Waaah, abortion has been legal for 40 years and still they shriek persecution-must be comforting to women in Africa watching their children starve that brave little warriors like anon can legally kill their children and all they can do is whine about how put upon they are. Typical 'empowered' feminist. Rawwwr.
Loved this! Secular pro-life makes me proud. I'm happy to know that some Atheists felt compelled to protect your right to an opinion even if it was contrary to their own. That is the true nature of a free thinker and it was quite shameful to come across so many inconsiderate fellow Atheists.
Cheers to your organization! I came here through the LifeSiteNews website and I wish you all the best.
Hi I just wanted to say I am a pro life atheist as well. I have had heated arguments with members of the local Pennsylvania non believer group about this issue. I began to realize they were just as irrational as the Christians the criticized. I went to the pro choice side after leaving Christianity for a while only because I thought it was a religious creation to violate the separation clause to legislate the prolife view in politics. But in my heart I have always been prolife. My Christian mother told me when I was about 5 years old I was told what abortion was and it made me cry because of what it entails. That was before I was ever in a church or read the bible. I think science is on the prolife side now more than ever.

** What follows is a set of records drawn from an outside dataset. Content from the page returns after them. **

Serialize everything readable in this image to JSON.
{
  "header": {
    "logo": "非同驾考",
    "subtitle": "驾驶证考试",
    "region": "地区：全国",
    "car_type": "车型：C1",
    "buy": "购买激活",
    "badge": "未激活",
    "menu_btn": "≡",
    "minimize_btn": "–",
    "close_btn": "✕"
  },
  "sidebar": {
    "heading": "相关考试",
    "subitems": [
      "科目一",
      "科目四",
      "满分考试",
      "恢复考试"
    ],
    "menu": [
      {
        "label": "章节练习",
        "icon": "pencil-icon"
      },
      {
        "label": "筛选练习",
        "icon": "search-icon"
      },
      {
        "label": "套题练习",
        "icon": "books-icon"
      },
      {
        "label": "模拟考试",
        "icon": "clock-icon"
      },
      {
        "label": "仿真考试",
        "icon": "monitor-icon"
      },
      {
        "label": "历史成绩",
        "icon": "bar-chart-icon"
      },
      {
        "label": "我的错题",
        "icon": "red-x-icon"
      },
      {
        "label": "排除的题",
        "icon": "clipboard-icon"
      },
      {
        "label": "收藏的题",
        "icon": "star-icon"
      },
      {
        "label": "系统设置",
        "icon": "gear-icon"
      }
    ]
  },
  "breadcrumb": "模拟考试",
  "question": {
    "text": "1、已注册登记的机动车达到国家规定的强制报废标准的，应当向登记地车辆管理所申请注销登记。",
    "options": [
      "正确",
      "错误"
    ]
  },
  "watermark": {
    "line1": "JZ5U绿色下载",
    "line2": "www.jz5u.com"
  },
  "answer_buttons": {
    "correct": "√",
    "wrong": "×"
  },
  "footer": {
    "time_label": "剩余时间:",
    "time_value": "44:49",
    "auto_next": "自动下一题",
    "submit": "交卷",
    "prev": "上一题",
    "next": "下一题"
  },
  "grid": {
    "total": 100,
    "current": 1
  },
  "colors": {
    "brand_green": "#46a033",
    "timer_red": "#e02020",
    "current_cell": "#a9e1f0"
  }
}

What is ironic is atheists criticize religious people for rejecting evolution and yet those same atheists reject embryology if it proves their pro choice view wrong. Irrational thinking crosses all faiths or non faiths alike.
There is definitely a lot or irrationality with an issue as emotional as abortion.
Glad you found us. Please feel encouraged to join our FB page (facebook.com/secularprolife) so we can keep in contact. 🙂
The article and the comments are hilarious.